The company, investor and proposed investment must meet the conditions of the scheme opted for. The schemes do not include any cryptoasset-specific conditions, and HMRC’s approach is to review cryptoasset or distributed ledger technology cases in the same way as any other business.

Meeting the qualifying conditions of a venture capital scheme

Much of the guidance elsewhere in this policy paper will be relevant to whether a company meets the qualifying conditions of the venture capital schemes. For example, a core condition of the schemes is that a company must be carrying on a ‘qualifying trade’; that is a trade that is conducted on a commercial basis with a view to the realisation of profits and which is not an excluded activity. In applying this test, HMRC will take the approach outlined in the venture capital scheme guidance.

Given the diversity of activities that companies undertake involving exchange tokens and distributed ledger technology, and the rapid pace at which the sector is evolving, HMRC cannot provide detailed guidance on every situation.

None of the following activities will in themselves stop a business from meeting the qualifying conditions:

  • providing goods or services to customers that are operating in the exchange tokens sector (for example manufacturing and selling computer hardware that is optimised for exchange token mining)
  • accepting exchange tokens as payment for goods or services
  • using distributed ledger technology as a means of recording or publishing information

This is because these activities are related to a core business activity such as manufacturing or retailing. If that core activity is a qualifying trade, HMRC would not expect the exchange tokens or distributed ledger technology activity to change that.

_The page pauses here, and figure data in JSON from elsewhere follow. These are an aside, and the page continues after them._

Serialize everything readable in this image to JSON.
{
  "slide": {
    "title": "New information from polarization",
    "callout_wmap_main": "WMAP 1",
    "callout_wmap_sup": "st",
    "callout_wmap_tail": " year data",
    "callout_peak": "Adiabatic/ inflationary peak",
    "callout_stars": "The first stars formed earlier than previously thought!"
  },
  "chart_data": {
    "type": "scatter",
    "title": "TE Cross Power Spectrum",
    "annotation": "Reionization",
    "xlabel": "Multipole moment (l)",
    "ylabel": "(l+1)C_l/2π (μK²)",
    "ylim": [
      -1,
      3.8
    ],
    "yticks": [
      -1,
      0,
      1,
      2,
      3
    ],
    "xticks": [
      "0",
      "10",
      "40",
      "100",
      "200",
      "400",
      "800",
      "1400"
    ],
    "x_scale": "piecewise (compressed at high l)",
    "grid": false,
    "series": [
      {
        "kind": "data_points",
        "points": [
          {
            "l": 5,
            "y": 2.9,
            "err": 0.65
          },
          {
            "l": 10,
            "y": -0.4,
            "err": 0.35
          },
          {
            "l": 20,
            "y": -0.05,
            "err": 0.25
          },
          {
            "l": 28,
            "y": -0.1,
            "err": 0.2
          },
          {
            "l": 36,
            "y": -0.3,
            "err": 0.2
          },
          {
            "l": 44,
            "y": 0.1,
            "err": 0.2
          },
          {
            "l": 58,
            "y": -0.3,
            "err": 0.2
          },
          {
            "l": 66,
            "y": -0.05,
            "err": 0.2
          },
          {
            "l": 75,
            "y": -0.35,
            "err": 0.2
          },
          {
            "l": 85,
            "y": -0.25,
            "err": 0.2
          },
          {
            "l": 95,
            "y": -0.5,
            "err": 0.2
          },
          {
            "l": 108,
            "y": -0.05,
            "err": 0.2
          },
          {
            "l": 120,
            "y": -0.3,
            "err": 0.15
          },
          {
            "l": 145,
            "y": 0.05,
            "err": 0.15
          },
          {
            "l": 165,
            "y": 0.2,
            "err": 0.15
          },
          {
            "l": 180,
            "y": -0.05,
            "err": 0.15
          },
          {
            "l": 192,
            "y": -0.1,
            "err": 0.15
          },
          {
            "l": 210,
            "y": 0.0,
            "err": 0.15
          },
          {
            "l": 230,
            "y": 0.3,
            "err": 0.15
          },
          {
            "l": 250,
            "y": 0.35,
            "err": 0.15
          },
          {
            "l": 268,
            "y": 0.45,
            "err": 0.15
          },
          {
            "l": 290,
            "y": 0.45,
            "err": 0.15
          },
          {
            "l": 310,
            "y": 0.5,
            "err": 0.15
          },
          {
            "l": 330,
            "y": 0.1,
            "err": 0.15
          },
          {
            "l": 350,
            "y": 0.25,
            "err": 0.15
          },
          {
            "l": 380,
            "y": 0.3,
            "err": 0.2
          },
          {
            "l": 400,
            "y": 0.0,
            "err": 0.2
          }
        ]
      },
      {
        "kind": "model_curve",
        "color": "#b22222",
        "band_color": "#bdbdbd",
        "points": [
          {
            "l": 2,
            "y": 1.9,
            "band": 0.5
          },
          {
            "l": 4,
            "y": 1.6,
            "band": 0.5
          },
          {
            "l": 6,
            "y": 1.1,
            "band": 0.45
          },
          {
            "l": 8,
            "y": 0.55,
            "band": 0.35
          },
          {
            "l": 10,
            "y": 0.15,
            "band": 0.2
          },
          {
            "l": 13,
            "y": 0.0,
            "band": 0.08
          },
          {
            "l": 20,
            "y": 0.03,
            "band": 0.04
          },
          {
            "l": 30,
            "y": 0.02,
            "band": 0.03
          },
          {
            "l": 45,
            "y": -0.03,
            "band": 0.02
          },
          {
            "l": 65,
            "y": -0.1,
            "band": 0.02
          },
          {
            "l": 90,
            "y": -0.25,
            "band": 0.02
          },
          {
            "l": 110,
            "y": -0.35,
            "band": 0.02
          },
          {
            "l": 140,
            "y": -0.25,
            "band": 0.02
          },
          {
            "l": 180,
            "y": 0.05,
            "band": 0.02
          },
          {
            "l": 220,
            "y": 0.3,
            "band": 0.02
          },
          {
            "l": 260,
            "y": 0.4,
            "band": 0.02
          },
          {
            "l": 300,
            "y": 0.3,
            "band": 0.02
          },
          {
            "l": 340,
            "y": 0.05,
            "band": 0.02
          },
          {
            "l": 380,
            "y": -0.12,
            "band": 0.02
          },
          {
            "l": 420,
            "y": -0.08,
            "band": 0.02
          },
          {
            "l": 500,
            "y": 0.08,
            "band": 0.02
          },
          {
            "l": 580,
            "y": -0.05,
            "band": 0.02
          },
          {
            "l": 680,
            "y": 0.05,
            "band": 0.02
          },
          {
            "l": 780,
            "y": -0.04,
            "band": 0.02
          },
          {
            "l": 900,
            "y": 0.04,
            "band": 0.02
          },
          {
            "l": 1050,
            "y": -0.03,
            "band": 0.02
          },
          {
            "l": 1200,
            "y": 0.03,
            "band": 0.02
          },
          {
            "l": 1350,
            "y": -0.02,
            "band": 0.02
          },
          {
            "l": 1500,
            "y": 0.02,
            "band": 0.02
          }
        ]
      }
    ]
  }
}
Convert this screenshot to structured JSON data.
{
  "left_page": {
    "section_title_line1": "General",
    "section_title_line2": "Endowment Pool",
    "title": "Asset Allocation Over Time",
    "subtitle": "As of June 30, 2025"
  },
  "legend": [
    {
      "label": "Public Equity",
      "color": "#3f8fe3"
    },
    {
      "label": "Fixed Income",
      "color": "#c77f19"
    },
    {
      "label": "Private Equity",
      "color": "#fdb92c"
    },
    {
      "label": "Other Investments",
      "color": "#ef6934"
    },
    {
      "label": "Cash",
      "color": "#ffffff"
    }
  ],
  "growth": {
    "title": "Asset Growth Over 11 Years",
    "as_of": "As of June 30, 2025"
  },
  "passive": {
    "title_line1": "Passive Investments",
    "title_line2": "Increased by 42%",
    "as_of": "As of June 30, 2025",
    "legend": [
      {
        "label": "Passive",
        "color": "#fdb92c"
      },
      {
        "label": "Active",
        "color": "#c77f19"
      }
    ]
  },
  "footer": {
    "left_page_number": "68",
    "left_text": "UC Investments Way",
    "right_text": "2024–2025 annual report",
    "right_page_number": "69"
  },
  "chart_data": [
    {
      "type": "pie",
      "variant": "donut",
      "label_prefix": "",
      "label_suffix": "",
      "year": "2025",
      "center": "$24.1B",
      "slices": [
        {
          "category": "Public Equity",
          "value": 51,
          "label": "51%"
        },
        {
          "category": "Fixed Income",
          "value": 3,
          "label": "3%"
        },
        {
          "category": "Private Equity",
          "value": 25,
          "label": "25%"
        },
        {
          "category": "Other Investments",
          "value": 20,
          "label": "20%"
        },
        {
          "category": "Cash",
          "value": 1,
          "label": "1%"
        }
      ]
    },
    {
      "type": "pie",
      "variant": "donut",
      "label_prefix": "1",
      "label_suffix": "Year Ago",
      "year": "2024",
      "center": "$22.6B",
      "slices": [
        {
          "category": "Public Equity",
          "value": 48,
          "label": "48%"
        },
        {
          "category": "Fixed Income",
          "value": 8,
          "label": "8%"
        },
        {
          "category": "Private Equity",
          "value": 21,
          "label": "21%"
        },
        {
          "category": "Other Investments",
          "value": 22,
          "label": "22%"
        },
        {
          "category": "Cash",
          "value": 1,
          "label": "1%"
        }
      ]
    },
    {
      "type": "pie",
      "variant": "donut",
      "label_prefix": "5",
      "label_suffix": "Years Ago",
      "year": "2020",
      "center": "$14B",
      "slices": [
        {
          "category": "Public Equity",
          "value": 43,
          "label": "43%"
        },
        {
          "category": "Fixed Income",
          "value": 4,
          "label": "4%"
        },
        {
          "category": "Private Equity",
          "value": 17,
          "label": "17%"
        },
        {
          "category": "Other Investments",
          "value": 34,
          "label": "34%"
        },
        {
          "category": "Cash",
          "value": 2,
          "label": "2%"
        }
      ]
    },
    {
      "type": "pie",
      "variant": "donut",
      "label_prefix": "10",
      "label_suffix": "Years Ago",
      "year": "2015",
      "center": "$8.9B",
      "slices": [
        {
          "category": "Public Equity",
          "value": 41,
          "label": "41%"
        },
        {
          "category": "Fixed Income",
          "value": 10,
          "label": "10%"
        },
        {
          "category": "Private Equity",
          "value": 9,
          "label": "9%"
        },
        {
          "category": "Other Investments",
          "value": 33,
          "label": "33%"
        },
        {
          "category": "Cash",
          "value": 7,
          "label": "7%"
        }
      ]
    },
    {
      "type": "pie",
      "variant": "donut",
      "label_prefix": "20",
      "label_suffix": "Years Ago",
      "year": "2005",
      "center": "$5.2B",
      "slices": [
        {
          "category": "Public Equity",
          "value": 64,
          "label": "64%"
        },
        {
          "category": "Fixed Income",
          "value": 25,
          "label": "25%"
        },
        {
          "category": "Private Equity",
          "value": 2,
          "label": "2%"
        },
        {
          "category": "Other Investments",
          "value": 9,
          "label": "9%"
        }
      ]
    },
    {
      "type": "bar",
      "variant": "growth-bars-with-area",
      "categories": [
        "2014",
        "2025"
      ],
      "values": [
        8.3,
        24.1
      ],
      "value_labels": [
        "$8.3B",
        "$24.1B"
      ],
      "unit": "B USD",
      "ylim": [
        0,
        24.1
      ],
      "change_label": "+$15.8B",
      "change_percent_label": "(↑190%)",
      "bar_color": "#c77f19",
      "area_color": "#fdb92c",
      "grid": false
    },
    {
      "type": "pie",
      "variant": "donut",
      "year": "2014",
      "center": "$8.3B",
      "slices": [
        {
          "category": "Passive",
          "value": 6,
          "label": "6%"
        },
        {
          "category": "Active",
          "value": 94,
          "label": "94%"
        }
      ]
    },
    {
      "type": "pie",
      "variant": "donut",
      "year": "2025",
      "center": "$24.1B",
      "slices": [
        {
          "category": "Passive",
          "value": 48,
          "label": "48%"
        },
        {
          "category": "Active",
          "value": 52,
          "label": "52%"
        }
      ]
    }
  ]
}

On the other hand, the treatment of the following types of activity is less certain:

  • dealing in exchange tokens on one’s own account
  • exchanging or broking exchange token transactions
  • mining exchange tokens

These are genuinely novel activities and applicant should carefully consider the circumstances against the scheme conditions, in particular, the trading requirement and the excluded activities list (sections 181 and 192 of the Income Tax Act 2007).

‘Mixed’ activities should also be considered carefully. For example, a company making and selling furniture might accept bitcoin as payment. Although the core activity is the manufacturing and retail of furniture, if the company acquires a large holding of bitcoin that it does not spend, or convert to flat currency, then it may also be investing in cryptoassets. That may mean it fails the trading requirement through having a substantial amount of non-trading activity.

Asking for assurance from HMRC in advance

HMRC operates a non-statutory advance assurance service for the venture capital schemes. This allows companies to request HMRC’s opinion on whether they qualify for the schemes in advance of an investment being received.

In some circumstances HMRC may decline to give an opinion in response to an advance assurance request because the factual uncertainty involved is too great. Such cases are rare. This is a general feature of the venture capital advance assurance service and is not specific to exchange tokens. However, given the rapid pace of development of the industry, HMRC expects that, early on, there will be a number of exchange tokens cases that fall into this category.

Tax reliefs

A range of tax reliefs are available if certain conditions are met regarding the activities of a particular individual or business. These include:

As with the venture capital schemes discussed above, there are no provisions within the legislation for these reliefs that refer to cryptoassets in particular. HMRC’s approach is to review cases that involve cryptoassets in the same way as any other cases. If, after consulting the relevant HMRC guidance, there remains genuine uncertainty as to the availability of a particular relief, clearance can be sought using the Non-Statutory Clearance Notice.